Enrique Valderrama

Enrique Valderrama

PUNTO DE ENCUENTRO

Acerca de Enrique Valderrama:

Director de la plataforma de opinión Web Punto de Encuentro. Coordinador del Centro para la Democracia Social. Activista Político.



“Chinchero” Vizcarra y la banda de “Los pitufeadores de Moquegua”

Edmer Trujillo -quien debería renunciar al Gabinete inmediatamente- autorizó la entrega en 131 recibos de aproximadamente 300 mil soles cada uno, de alrededor de 42 millones de soles el último día de ejercicio como gerente del Gobierno Regional de Moquegua, al mando de Martín Vizcarra a ICCGSA, una de las empresas más emblemáticas del “Club de la Construcción”; todo ello en 2014. Antes, como bien señaló en diversos medios el analista político Fernando Rospigliosi, en 2013 ya habían adelantado 25 millones de soles a la misma empresa, sin que existiera un solo ladrillo puesto. Los indicios de corrupción en esta trama son del tamaño del puerto de Ilo.

Es evidente que quien gobierna el Perú hoy estaba no solo al tanto, sino que autorizó y animó esta maniobra, en la que no solo participó directamente Trujillo, su hoy ministro de Transportes, sino que también Hernández, hoy ministro de Agricultura, quien curiosamente actuó en el asunto con una empresa que certificaba que todo marchase adecuadamente. Todo muy conveniente y entre amigos.
Imagino que -siendo coherentes con su actuar- el Ministerio Público está evaluando la aplicación de la figura de organización criminal a estos ex funcionarios de la región sureña del país. Quizás, para proseguir con la tradición periodística de nombrar en forma gansteril a estas presuntas mafias, podríamos decir a modo de ensayo que estos podrían llevar el rótulo de “Los pitufeadores de Moquegua”. Emitir 131 recibos en 24 horas es una proeza en el arte pitufeador que merece quedar grabada en la mente del ciudadano.

El asunto es muy delicado ya que, junto al caso escandaloso de “Chinchero” y las otras casi 50 denuncias adicionales en Moquegua, el conocimiento público de este proceder, claramente irregular, dispara directamente al centro de flotación de la estrategia vizcarrista: “la lucha contra la corrupción”. Es claro que la referida cruzada no puede ser conducida y personificada por un corrupto o, por decirlo menos, por alguien con cuestionamientos tan difíciles de rebatir. Esto nos reafirma lo que decíamos en esta columna semanal hace algún tiempo: esta primavera anticorrupción debe ser uno de los procesos menos pulcros y más contaminados de nuestra historia republicana reciente, en donde sujetos de pocos escrúpulos y muchas ambiciones metálicas, con un rosario de temas que aclarar frente a los tribunales, han levantado el dedo acusador con severidad, buscando en verdad con ello blindarse y liquidar a sus enemigos políticos en el trance.

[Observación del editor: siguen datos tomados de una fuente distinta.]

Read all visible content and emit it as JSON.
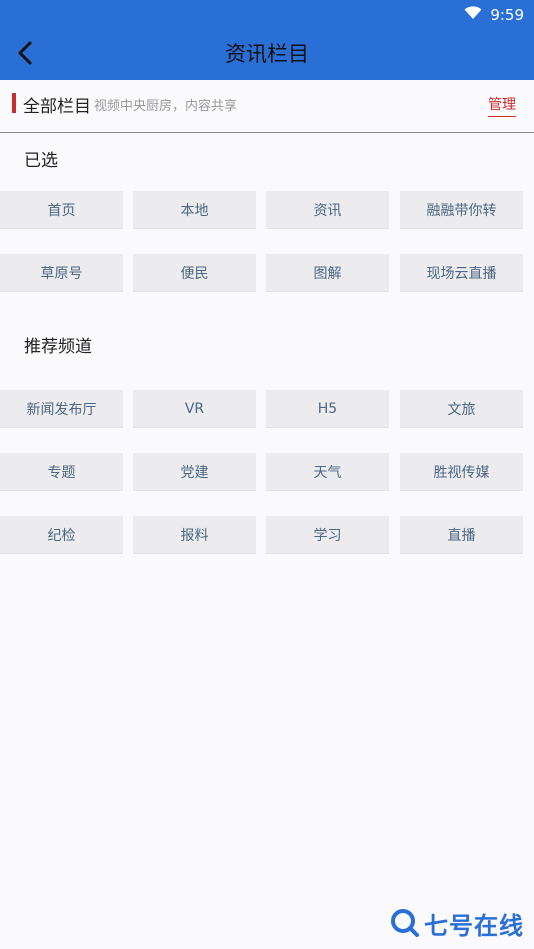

Desde lo estructural, esto nos obliga a poner la mirada en el balance y liquidación del proceso de regionalización -en realidad departamentalización- que llevó a cabo Toledo y que luego la clase política no cambió. La regionalización es vital, pero como se hizo y prosiguió nos ha heredado también ejemplos como Álvarez de Áncash, Viñas de Tumbes, Acurio en Cusco, entre otros. Y hoy la ejecución del presupuesto de las circunscripciones regionales es aún peor que la del gobierno central. Parte de esta casta de corrupción e impunidad subnacional hoy impera y en su momento de mayor fortaleza tenía al exmandamás de Moquegua, Vizcarra, en la Presidencia y a César Villanueva, exgobernador de San Martín, en la Presidencia del Consejo de Ministros. Quizás debamos repensar las formas de la necesaria descentralización para el futuro.